Georgia creates deal for all unemployed people to find a job for six weeks.

Oct. 6, 2010— -- Georgia's high unemployment rate of 10 percent has labor officials scrambling to prevent more people from joining the ranks of the unemployed, and ultimately to bring the number down.

The state's labor department created a new work program for every unemployed person in the state. The program allows an unemployed person to approach an interested employer, and work under a trial period while getting trained. The state underwrites the cost of that work for six weeks.

When it works, it's a win-win for everyone. An employer gets a state-sanctioned worker for free; in exchange, the worker gets new hope that at the end of the trial period, they will be hired.

Rhonda Smith was one of those unemployed people. She was laid off from her job at a performing arts center.

"You kind of have blinders on at that time and everything looks very dark," Smith said. "Everything looks very bleak and you can only focus on, you know the 'what if's' and what are we going to do?"

Under the Georgia, program, those workers who qualify for unemployment insurance will continue to receive their payments during the six weeks they're in the trial period. Those workers who don't qualify for unemployment insurance will get a $600 stipend from the state.

A smaller version of the idea, called Georgia Works, has already been proven successful. It resulted in permanent jobs for several hundred people last year.

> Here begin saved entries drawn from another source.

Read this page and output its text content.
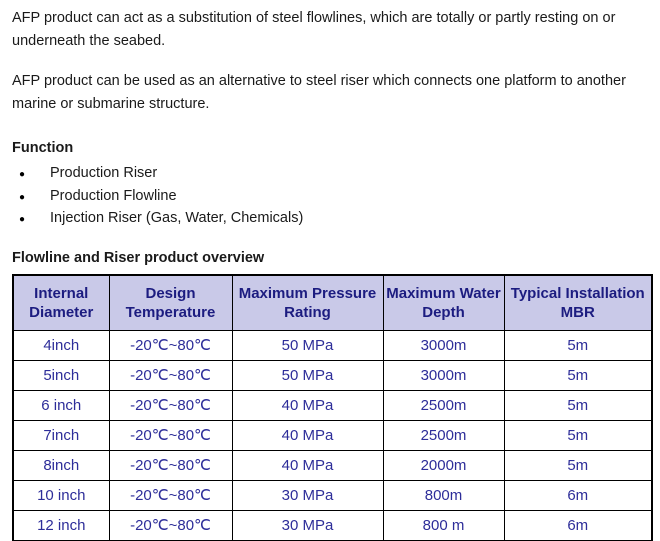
AFP product can act as a substitution of steel flowlines, which are totally or partly resting on or underneath the seabed.

AFP product can be used as an alternative to steel riser which connects one platform to another marine or submarine structure.

Function
●	Production Riser
●	Production Flowline
●	Injection Riser (Gas, Water, Chemicals)
Flowline and Riser product overview
Internal Diameter	Design Temperature	Maximum Pressure Rating	Maximum Water Depth	Typical Installation MBR
4inch	-20℃~80℃	50 MPa	3000m	5m
5inch	-20℃~80℃	50 MPa	3000m	5m
6 inch	-20℃~80℃	40 MPa	2500m	5m
7inch	-20℃~80℃	40 MPa	2500m	5m
8inch	-20℃~80℃	40 MPa	2000m	5m
10 inch	-20℃~80℃	30 MPa	800m	6m
12 inch	-20℃~80℃	30 MPa	800 m	6m
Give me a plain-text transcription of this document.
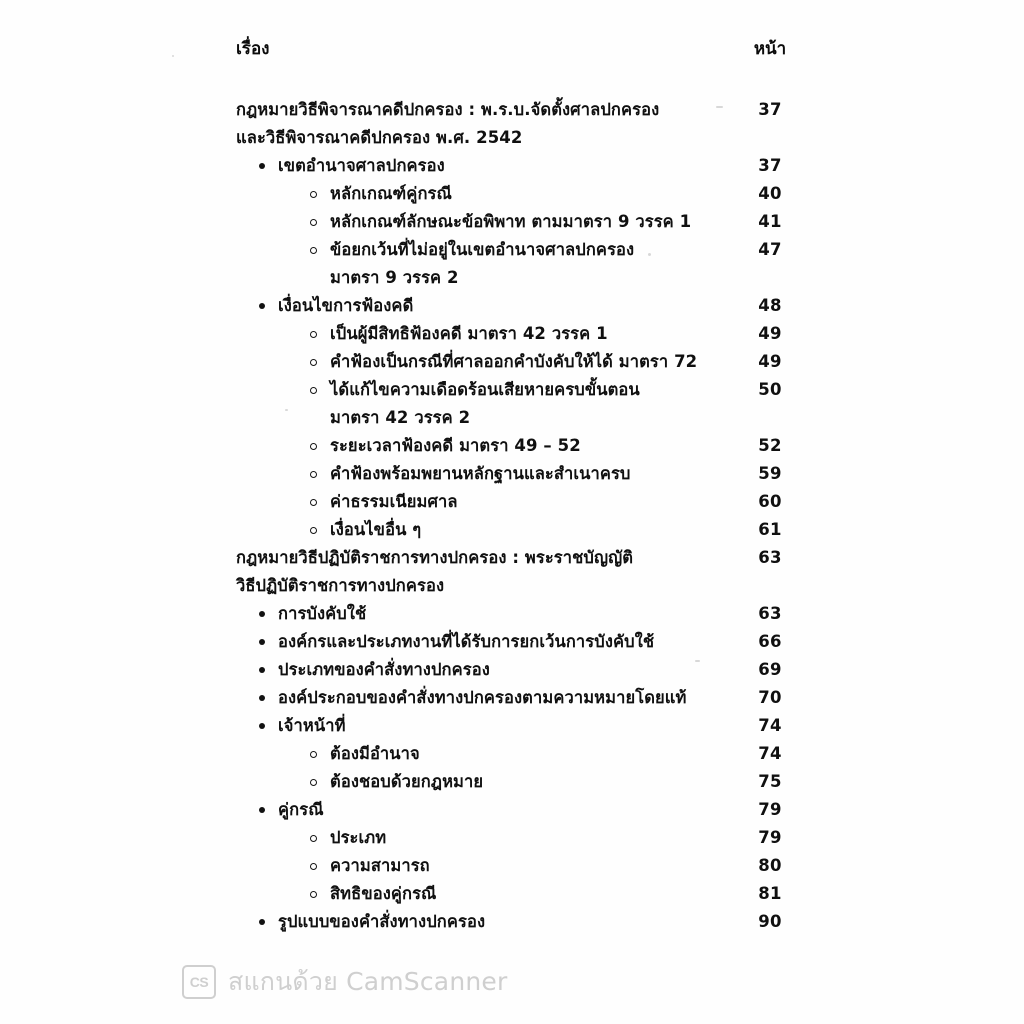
เรื่อง	หน้า
กฎหมายวิธีพิจารณาคดีปกครอง : พ.ร.บ.จัดตั้งศาลปกครอง	37
และวิธีพิจารณาคดีปกครอง พ.ศ. 2542
เขตอำนาจศาลปกครอง	37
หลักเกณฑ์คู่กรณี	40
หลักเกณฑ์ลักษณะข้อพิพาท ตามมาตรา 9 วรรค 1	41
ข้อยกเว้นที่ไม่อยู่ในเขตอำนาจศาลปกครอง	47
มาตรา 9 วรรค 2
เงื่อนไขการฟ้องคดี	48
เป็นผู้มีสิทธิฟ้องคดี มาตรา 42 วรรค 1	49
คำฟ้องเป็นกรณีที่ศาลออกคำบังคับให้ได้ มาตรา 72	49
ได้แก้ไขความเดือดร้อนเสียหายครบขั้นตอน	50
มาตรา 42 วรรค 2
ระยะเวลาฟ้องคดี มาตรา 49 – 52	52
คำฟ้องพร้อมพยานหลักฐานและสำเนาครบ	59
ค่าธรรมเนียมศาล	60
เงื่อนไขอื่น ๆ	61
กฎหมายวิธีปฏิบัติราชการทางปกครอง : พระราชบัญญัติ	63
วิธีปฏิบัติราชการทางปกครอง
การบังคับใช้	63
องค์กรและประเภทงานที่ได้รับการยกเว้นการบังคับใช้	66
ประเภทของคำสั่งทางปกครอง	69
องค์ประกอบของคำสั่งทางปกครองตามความหมายโดยแท้	70
เจ้าหน้าที่	74
ต้องมีอำนาจ	74
ต้องชอบด้วยกฎหมาย	75
คู่กรณี	79
ประเภท	79
ความสามารถ	80
สิทธิของคู่กรณี	81
รูปแบบของคำสั่งทางปกครอง	90
CS สแกนด้วย CamScanner
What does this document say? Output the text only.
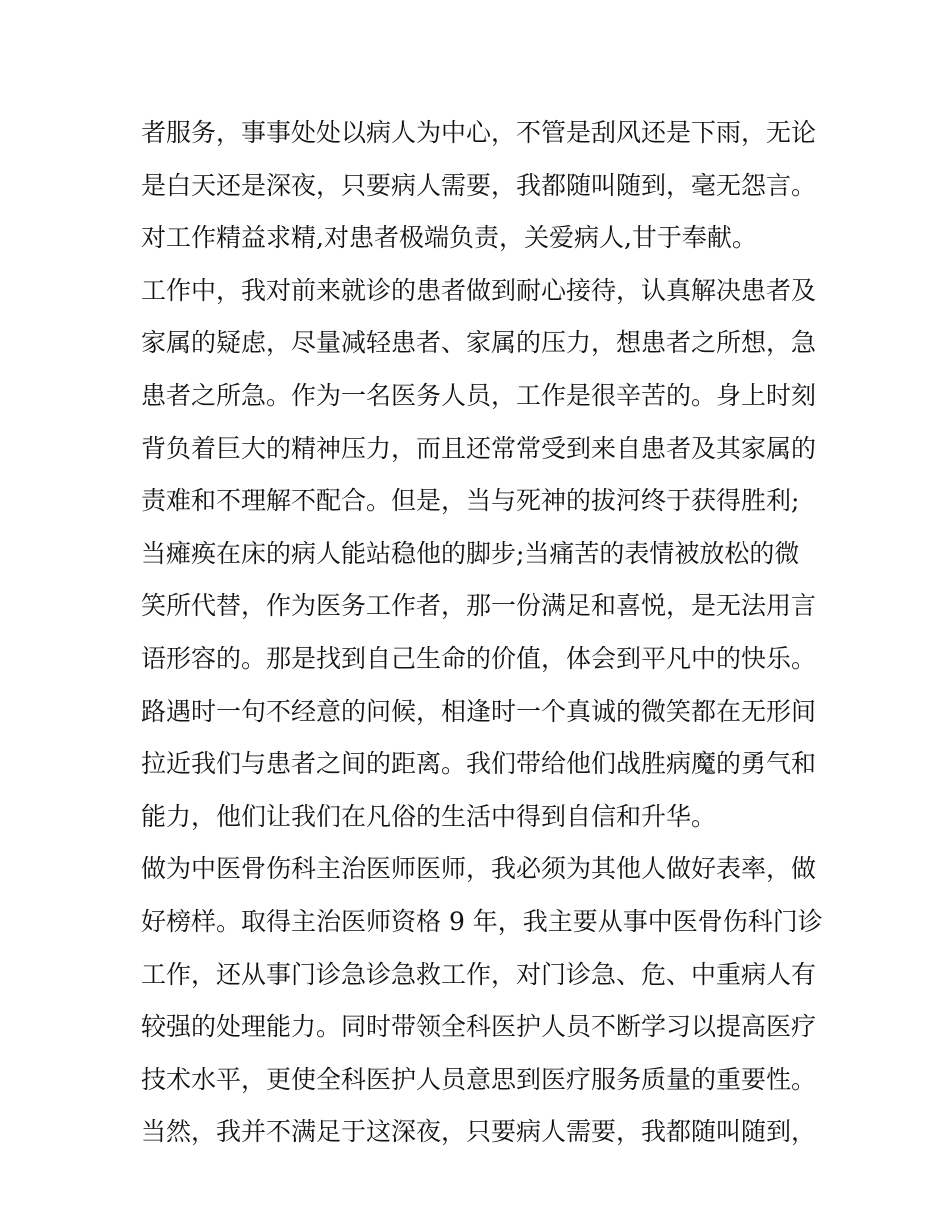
者服务，事事处处以病人为中心，不管是刮风还是下雨，无论
是白天还是深夜，只要病人需要，我都随叫随到，毫无怨言。
对工作精益求精,对患者极端负责，关爱病人,甘于奉献。
工作中，我对前来就诊的患者做到耐心接待，认真解决患者及
家属的疑虑，尽量减轻患者、家属的压力，想患者之所想，急
患者之所急。作为一名医务人员，工作是很辛苦的。身上时刻
背负着巨大的精神压力，而且还常常受到来自患者及其家属的
责难和不理解不配合。但是，当与死神的拔河终于获得胜利;
当瘫痪在床的病人能站稳他的脚步;当痛苦的表情被放松的微
笑所代替，作为医务工作者，那一份满足和喜悦，是无法用言
语形容的。那是找到自己生命的价值，体会到平凡中的快乐。
路遇时一句不经意的问候，相逢时一个真诚的微笑都在无形间
拉近我们与患者之间的距离。我们带给他们战胜病魔的勇气和
能力，他们让我们在凡俗的生活中得到自信和升华。
做为中医骨伤科主治医师医师，我必须为其他人做好表率，做
好榜样。取得主治医师资格 9 年，我主要从事中医骨伤科门诊
工作，还从事门诊急诊急救工作，对门诊急、危、中重病人有
较强的处理能力。同时带领全科医护人员不断学习以提高医疗
技术水平，更使全科医护人员意思到医疗服务质量的重要性。
当然，我并不满足于这深夜，只要病人需要，我都随叫随到，
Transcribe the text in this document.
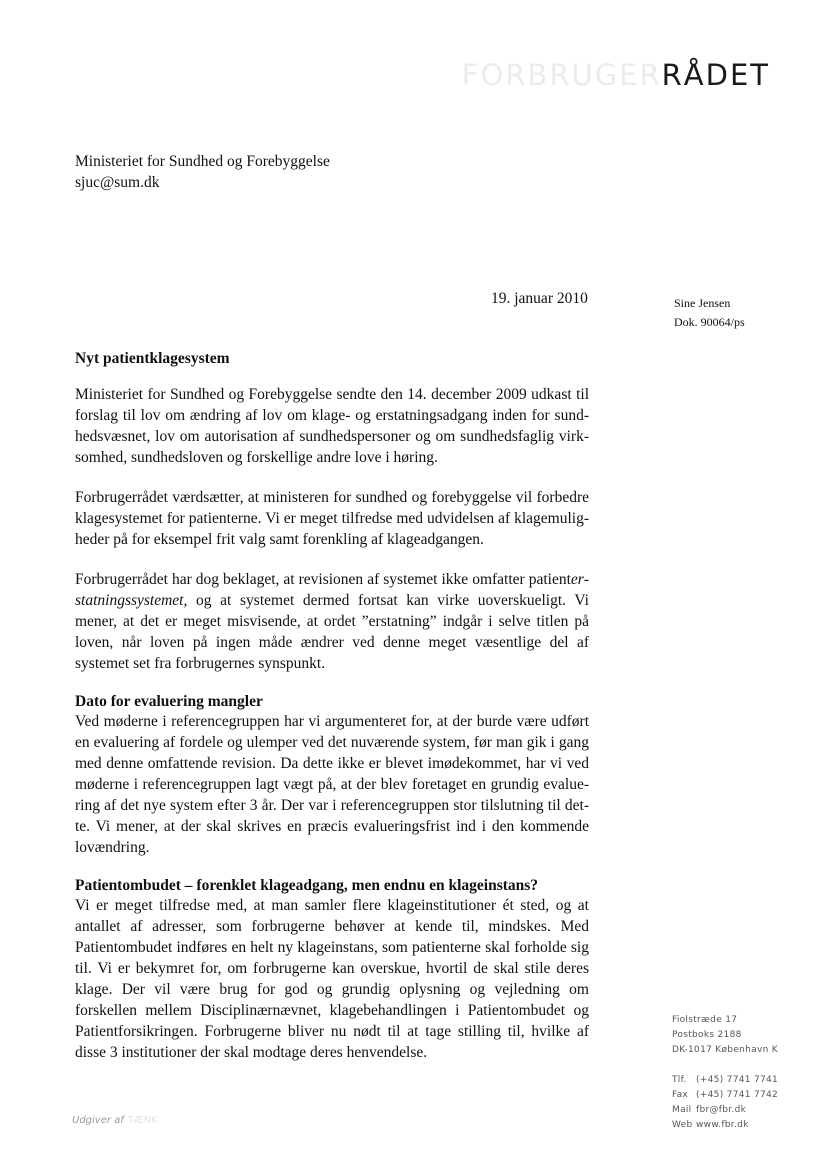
FORBRUGERRÅDET
Ministeriet for Sundhed og Forebyggelse
sjuc@sum.dk
19. januar 2010	Sine Jensen
Dok. 90064/ps
Nyt patientklagesystem

Ministeriet for Sundhed og Forebyggelse sendte den 14. december 2009 udkast til forslag til lov om ændring af lov om klage- og erstatningsadgang inden for sundhedsvæsnet, lov om autorisation af sundhedspersoner og om sundhedsfaglig virksomhed, sundhedsloven og forskellige andre love i høring.

Forbrugerrådet værdsætter, at ministeren for sundhed og forebyggelse vil forbedre klagesystemet for patienterne. Vi er meget tilfredse med udvidelsen af klagemuligheder på for eksempel frit valg samt forenkling af klageadgangen.

Forbrugerrådet har dog beklaget, at revisionen af systemet ikke omfatter patienterstatningssystemet, og at systemet dermed fortsat kan virke uoverskueligt. Vi mener, at det er meget misvisende, at ordet ”erstatning” indgår i selve titlen på loven, når loven på ingen måde ændrer ved denne meget væsentlige del af systemet set fra forbrugernes synspunkt.

Dato for evaluering mangler

Ved møderne i referencegruppen har vi argumenteret for, at der burde være udført en evaluering af fordele og ulemper ved det nuværende system, før man gik i gang med denne omfattende revision. Da dette ikke er blevet imødekommet, har vi ved møderne i referencegruppen lagt vægt på, at der blev foretaget en grundig evaluering af det nye system efter 3 år. Der var i referencegruppen stor tilslutning til dette. Vi mener, at der skal skrives en præcis evalueringsfrist ind i den kommende lovændring.

Patientombudet – forenklet klageadgang, men endnu en klageinstans?

Vi er meget tilfredse med, at man samler flere klageinstitutioner ét sted, og at antallet af adresser, som forbrugerne behøver at kende til, mindskes. Med Patientombudet indføres en helt ny klageinstans, som patienterne skal forholde sig til. Vi er bekymret for, om forbrugerne kan overskue, hvortil de skal stile deres klage. Der vil være brug for god og grundig oplysning og vejledning om forskellen mellem Disciplinærnævnet, klagebehandlingen i Patientombudet og Patientforsikringen. Forbrugerne bliver nu nødt til at tage stilling til, hvilke af disse 3 institutioner der skal modtage deres henvendelse.

Fiolstræde 17
Postboks 2188
DK-1017 København K
Tlf. (+45) 7741 7741
Fax (+45) 7741 7742
Mail fbr@fbr.dk
Web www.fbr.dk
Udgiver af TÆNK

Smith was one of the few who were able to take advantage of the Georgia Works program. She got a job at the James Madison Inn Spa.

"Everyone had a commitment to make it work and it has worked. It's been wonderful," Smith said. "We may have about 13 or 14 staff members that would not have employment right now if it were not for the spa."

Georgia Expands Program

"You have a staff person, a warm body to help run your business and they're learning and at the end of six or eight weeks you go 'Wow! This is perfect, I'll hire you,'" Diletto said.

From there, Smith had a hand in hiring 12 more people to work at the spa, who would otherwise have been unemployed.

"They're happy and they're working and we're busy," Smith said.

Smith said the program turned her discouragement after getting laid off into new hope for employment.

"Every day, I walk in that business and I just say, 'Thank you Lord that you have given me a place to do business,'" Smith said.

Renee' Turner was an apartment manager, who was laid off. Now, as part of the new program, she is going to work in hospice administration.

"It gives me something productive to do with my time other than pounding the pavement and trying to find work. It helps me to maintain a positive attitude and keep hope alive," Turner said.

"I hope it turns into a job," Turner said. "I believe that it will as a matter of fact, I believe that it will."

Georgia's labor commissioner, Michael Thurmond,said the program works because employers and employees get a custom-fit. And the unemployed get personally invested in the job. There is really no risk for either party, he said.

Of the thousands of unemployed workers who enrolled in the program, 36 percent were hired permanently within the first six weeks and 63 percent found jobs within the next 90 days.